Prime Minister, Boris Johnson, has launched a new ‘national mission’ to tackle dementia as he doubled research funding in memory of the late Dame Barbara Windsor.
Dame Barbara’s husband, Scott Mitchell, met with the Premier recently at Downing Street, where they discussed the significant suffering caused by dementia and the slow process of finding treatments and cures. In response, the Prime Minister has launched the ‘Dame Barbara Windsor Dementia Mission’, and revealed an additional £95 m in ring-fenced funding to support the national mission, ‘boosting the number of clinical trials and innovative research projects’. This will help meet the manifesto commitment to double dementia research funding by 2024, reaching a total of £160 m per year.
The ‘mission’ will be driven by a new taskforce, bringing together industry, the NHS, academia, and families living with dementia. By speeding up clinical trials, the Government says more hypotheses and potential treatments can be tested for dementia and other neurodegenerative diseases. The taskforce will build on the success of the COVID Vaccine Taskforce led by Kate Bingham.
Boris Johnson said: “Dame Barbara Windsor was a British hero. I had the pleasure of meeting her both on the set of Eastenders as Peggy Mitchell, and at Downing Street as we discussed the injustices faced by dementia sufferers. I am delighted we can now honour Dame Barbara in such a fitting way, launching a new national dementia mission in her name.
I am doubling research funding and calling for volunteers to join ‘Babs’ Army’. We can work together to beat this disease, and honour an exceptional woman who campaigned tirelessly for change.”
One million people are predicted to be living with dementia by 2025, and 1.6 million by 2040. Up to 40% of cases are potentially preventable, but causes are still poorly understood.
More clinical trials are needed, but – the Department of Health and Social Care says –
‘these are often overly time-consuming, with resources wasted on trying to find volunteers’. As part of his announcement, the Prime Minister issued a call for volunteers with or without a family history of dementia to come forward and sign up for clinical trials for preventative therapies.
Scott Mitchell said: “The first in 15 Prime Ministers and over 70 years to grasp the nettle and reform social care, I’m so pleased Boris had the conviction to do this reform.

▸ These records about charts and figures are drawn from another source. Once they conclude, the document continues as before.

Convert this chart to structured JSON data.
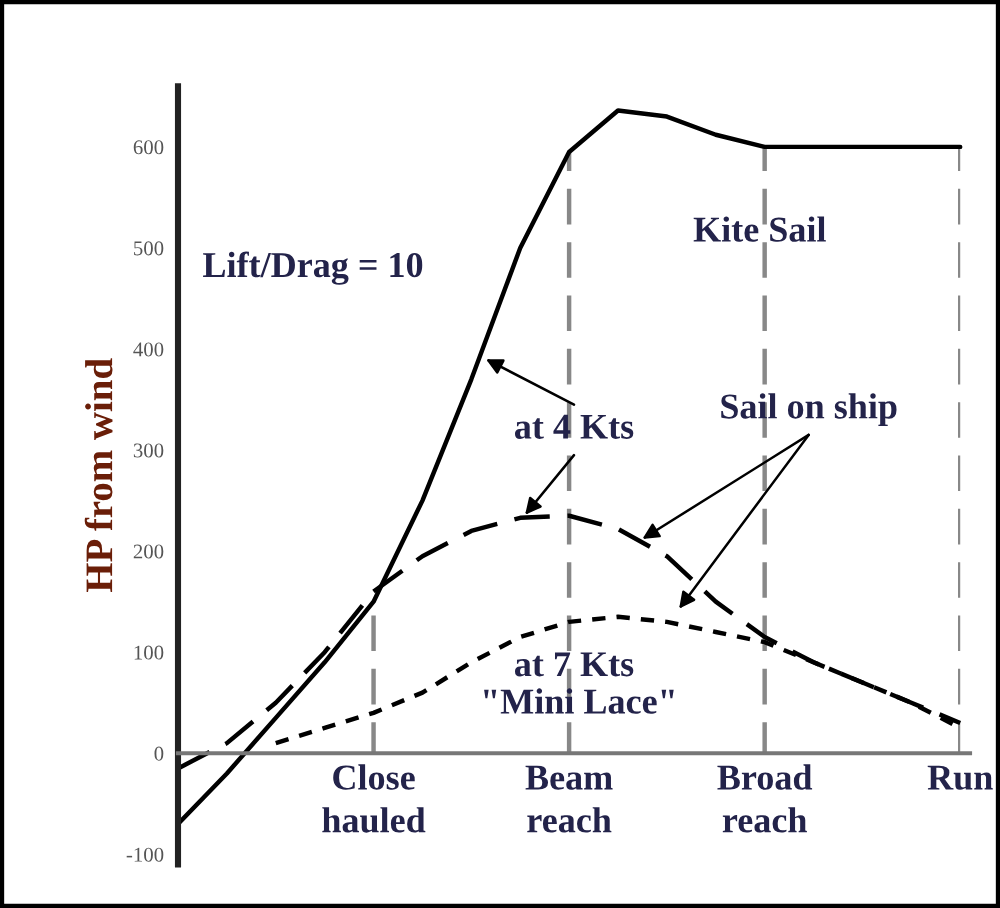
{
  "chart_data": {
    "type": "line",
    "ylabel": "HP from wind",
    "categories": [
      null,
      null,
      null,
      null,
      "Close\nhauled",
      null,
      null,
      null,
      "Beam\nreach",
      null,
      null,
      null,
      "Broad\nreach",
      null,
      null,
      null,
      "Run"
    ],
    "ylim": [
      -110,
      660
    ],
    "yticks": [
      -100,
      0,
      100,
      200,
      300,
      400,
      500,
      600
    ],
    "grid": "x",
    "series": [
      {
        "color": "#000000",
        "line_style": "solid",
        "values": [
          -70,
          -20,
          35,
          90,
          150,
          250,
          370,
          500,
          595,
          636,
          630,
          612,
          600,
          600,
          600,
          600,
          600
        ]
      },
      {
        "color": "#000000",
        "line_style": "dashed",
        "values": [
          -15,
          10,
          50,
          100,
          160,
          195,
          220,
          233,
          235,
          222,
          195,
          150,
          115,
          90,
          70,
          50,
          30
        ]
      },
      {
        "color": "#000000",
        "line_style": "dotted",
        "values": [
          null,
          null,
          10,
          25,
          40,
          60,
          90,
          115,
          130,
          135,
          130,
          120,
          110,
          90,
          70,
          50,
          25
        ]
      }
    ],
    "annotations": [
      {
        "text": "Lift/Drag = 10"
      },
      {
        "text": "Kite Sail"
      },
      {
        "text": "at 4 Kts"
      },
      {
        "text": "Sail on ship"
      },
      {
        "text": "at 7 Kts"
      },
      {
        "text": "\"Mini Lace\""
      }
    ]
  }
}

I’m so honoured that not only has he reformed social care, but he’s also committed this new money in Barbara’s name to make the necessary research breakthroughs to find a cure for dementia.
Barbara would be so proud that she has had this legacy, which will hopefully mean that families in the future won’t have to go through the same heart-breaking experience she and I had to endure.”
The new taskforce, combined with the extra funding, will work to reduce the cost of trials while speeding up delivery. Existing NIHR infrastructure will be used, ‘building on new ways of working pioneered during COVID vaccination clinical trials’. A recruitment process will start for a taskforce lead, with the successful candidate ‘focusing on galvanising action while ensuring the best use of taxpayers’ money’.
The Department of Health and Social Care says the new national mission will build on recent advances in biological and data sciences, including genomics, AI, and the latest brain imaging technology, to test new treatments from a growing range of possible options.
Researchers will look for signals of risk factors, which could help those at risk from developing dementia to understand how they might be able to slow or prevent the disease in the future.
Health and Social Care Secretary, Steve Barclay (pictured), said: “Anyone who lives with dementia, or has a loved one affected, knows the devastating impact this condition can have on their daily lives, but for too long our understanding of its causes have not been fully understood. By harnessing the same spirit of innovation that delivered the vaccine rollout, this new dementia mission, backed by £95 m of government funding, will help us find new ways to deliver earlier diagnosis, enhanced treatments, and ensure a better quality of life for those living with this disease, both now and in the future.”